To the best of my knowledge, the only thing I didn't look at was turning the PMI off completely. For both the client and server JVM, I found that using the JVM otpions as used by IBM in a Solaris SPECjAppserver2004 submission yielded the best results. Refer to this link for a blog on which some of the IBMers who carry out this work write, in particular Andrew Spyker, WebSphere performance architect.

However, out of all the things I looked at, I got the biggest bang for my buck from turning pass by reference to 'On' by a long chalk. This comes with a word of caution though, if your software is designed such that beans that receive RMI calls modify objects and the calling bean is not expecting this, wild and erratic application can result. It is for this very reason, or so I believe , that pass by reference is now turned 'Off' by default on WebSphere 6.1.

This brings me on to J2EE clustering and shared nothing architectures. WebSphere network deployment, the clustered version of the WebSphere uses a shared nothing architecture, similar to that discussed in this article here, which again re-iterates the point about distributed architectures and performance:-

"The most scalable architectures are sharing-nothing clusters. In such clusters, each node has the same functionalities, and knows nothing about the existence of other nodes. The load balancer will decide how to dispatch the requests to the back end server instances. It is rare that a load balancer will become a bottleneck, because a load balancer only need to do some very simple jobs, such as distributing requests, health checking, and session sticking. By adding more nodes, the computing ability of the cluster is increasing almost lineally, if the back end database or other information systems are powerful enough."

With WebSphere network deployment, the same ear file is deployed to each node in the cluster, or cell, to use IBM terminology, workload distribution is managed in a round robin fashion via the workload manager. WebSphere eXtreme scale adds some extra intelligence to this by distributing the work load based on the current available capacity of nodes in the cluster.

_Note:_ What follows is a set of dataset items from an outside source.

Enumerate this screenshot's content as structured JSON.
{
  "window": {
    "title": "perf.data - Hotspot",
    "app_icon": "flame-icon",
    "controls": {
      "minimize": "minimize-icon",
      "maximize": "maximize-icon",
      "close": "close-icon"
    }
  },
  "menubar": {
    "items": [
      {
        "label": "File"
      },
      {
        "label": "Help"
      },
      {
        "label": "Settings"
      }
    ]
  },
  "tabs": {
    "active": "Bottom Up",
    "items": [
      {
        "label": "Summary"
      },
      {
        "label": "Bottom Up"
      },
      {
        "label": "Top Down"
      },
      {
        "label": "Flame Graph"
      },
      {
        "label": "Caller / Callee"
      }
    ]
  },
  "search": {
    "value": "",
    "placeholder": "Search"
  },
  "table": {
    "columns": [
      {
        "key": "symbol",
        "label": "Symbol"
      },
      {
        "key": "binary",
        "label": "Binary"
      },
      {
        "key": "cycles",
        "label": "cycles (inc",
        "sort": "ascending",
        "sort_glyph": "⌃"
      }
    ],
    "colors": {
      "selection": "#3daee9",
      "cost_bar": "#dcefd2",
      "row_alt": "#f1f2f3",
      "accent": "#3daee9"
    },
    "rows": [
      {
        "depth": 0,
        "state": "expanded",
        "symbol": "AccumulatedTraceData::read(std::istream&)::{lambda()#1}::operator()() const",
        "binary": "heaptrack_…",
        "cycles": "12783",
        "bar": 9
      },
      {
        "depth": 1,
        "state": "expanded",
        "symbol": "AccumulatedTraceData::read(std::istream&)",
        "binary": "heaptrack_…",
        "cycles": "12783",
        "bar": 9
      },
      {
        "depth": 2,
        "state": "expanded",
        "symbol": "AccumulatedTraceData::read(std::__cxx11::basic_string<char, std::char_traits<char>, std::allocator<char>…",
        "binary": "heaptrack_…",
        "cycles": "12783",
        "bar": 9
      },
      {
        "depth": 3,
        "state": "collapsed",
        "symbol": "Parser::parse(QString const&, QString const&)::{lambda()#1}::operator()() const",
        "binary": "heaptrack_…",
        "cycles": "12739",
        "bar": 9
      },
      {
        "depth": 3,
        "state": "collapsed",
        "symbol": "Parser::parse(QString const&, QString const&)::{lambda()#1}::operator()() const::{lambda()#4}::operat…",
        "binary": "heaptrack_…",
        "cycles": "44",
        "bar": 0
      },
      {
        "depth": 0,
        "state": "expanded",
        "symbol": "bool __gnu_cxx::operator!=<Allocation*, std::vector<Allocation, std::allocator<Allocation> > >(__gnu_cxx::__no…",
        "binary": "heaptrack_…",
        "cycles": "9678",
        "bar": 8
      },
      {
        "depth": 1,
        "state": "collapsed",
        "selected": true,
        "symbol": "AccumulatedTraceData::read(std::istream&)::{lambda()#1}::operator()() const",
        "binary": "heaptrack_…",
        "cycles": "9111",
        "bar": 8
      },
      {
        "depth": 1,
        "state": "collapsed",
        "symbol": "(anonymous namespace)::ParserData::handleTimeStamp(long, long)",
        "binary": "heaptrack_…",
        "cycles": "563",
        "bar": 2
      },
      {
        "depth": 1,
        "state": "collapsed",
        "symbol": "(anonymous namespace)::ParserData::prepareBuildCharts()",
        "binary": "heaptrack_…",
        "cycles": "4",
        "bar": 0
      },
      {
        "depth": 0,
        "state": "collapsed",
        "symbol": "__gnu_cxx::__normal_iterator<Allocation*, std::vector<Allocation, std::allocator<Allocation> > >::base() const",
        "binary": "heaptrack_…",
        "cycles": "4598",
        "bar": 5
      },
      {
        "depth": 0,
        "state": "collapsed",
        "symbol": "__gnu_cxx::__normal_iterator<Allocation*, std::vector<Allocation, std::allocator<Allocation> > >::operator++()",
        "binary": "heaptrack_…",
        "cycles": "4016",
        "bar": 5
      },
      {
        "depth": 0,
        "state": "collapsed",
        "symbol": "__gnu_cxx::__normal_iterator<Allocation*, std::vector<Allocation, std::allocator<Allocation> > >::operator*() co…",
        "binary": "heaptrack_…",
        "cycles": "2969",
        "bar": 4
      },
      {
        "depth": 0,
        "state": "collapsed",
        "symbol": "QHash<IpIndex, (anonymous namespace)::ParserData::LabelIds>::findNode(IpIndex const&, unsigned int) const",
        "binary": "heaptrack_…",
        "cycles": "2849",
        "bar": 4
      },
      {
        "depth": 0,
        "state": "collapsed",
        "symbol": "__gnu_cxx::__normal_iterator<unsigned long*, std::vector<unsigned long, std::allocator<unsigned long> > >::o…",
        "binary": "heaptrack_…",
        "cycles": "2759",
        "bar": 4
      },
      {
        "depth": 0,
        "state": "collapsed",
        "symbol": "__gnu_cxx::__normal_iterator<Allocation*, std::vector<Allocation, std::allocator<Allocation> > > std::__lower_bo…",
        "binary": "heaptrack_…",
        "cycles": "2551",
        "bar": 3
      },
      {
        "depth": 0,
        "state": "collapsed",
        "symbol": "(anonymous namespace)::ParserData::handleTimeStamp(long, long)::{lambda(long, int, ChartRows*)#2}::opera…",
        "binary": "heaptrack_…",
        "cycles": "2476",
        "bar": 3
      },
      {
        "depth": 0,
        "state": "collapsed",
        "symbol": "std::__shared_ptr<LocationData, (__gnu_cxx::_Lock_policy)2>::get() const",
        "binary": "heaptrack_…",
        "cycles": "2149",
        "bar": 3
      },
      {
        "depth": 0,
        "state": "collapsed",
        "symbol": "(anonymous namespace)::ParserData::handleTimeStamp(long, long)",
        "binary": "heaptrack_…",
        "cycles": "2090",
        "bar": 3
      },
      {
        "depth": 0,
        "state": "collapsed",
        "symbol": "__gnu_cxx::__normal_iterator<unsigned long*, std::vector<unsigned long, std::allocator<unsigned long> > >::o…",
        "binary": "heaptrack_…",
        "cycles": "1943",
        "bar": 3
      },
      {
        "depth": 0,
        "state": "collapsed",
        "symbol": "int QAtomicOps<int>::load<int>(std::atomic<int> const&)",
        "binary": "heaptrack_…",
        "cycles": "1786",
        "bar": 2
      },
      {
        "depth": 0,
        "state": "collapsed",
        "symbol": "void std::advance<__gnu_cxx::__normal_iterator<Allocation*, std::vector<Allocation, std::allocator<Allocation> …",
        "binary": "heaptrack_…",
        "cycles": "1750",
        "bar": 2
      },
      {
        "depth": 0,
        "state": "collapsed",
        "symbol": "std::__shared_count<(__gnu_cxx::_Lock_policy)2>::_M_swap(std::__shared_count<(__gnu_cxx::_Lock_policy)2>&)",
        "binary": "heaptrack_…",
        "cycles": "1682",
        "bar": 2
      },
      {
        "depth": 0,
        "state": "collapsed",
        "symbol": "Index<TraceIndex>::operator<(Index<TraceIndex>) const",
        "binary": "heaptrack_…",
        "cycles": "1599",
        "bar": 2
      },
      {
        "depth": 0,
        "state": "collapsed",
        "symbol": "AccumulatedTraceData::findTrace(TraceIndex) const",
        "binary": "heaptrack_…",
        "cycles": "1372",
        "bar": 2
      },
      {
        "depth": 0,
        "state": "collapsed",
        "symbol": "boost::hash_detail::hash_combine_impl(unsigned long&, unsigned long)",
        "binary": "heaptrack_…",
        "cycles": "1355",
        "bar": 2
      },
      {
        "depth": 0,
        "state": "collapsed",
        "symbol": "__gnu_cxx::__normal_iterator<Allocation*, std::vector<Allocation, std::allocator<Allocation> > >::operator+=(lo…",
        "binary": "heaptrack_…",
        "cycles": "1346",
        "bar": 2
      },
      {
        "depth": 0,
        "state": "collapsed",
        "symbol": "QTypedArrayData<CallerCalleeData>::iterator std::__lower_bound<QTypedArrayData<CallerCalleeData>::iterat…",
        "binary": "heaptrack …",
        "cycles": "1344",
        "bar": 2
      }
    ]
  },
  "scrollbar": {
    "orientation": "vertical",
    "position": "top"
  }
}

What exacerbated my original problem of the massive copy by object overhead was the batch processing design, which is fundamentally this. The problem being that because Oracle is called for every individual item in the workload, there is heavy traffic between the business logic layer and the persistence layer. Accessing a database item by item is really inefficient in terms of:-

1. Hard and soft parsing, in particular I found that setting the batch process thread count above 32 stressing the library cache pin mutex. Tanel Poder has written a good article on the library cache pin mutex and extended use of mutexes in 11g here.

2. Latching

3. Network round trips and network latency

4. Physical and logical reads

5. JDBC calls

Some people get very agitated about batch process designs that process the workload item by item and in principle this results in certain inefficiencies when accessing the database. However, the performance targets for the batch processes where the same as those for the system this new one was replacing, but with 200% of the workload and two years worth of "Database aging", i.e. the database had been artificially aged to give the appearance of the application having been in use for two years. In summary, all batch processes beat their counter parts in the original application by at least a factor of 100%.

The morals of this story are:-

1. Distributed object architectures are bad for performance

2. Your application needs to be profiled in order to work out where the time is going, in the example I have highlighted, the database was never the bottleneck.

3. A holistic approach to looking at the architecture needs to be taken with regard to achieving good performance and scalability.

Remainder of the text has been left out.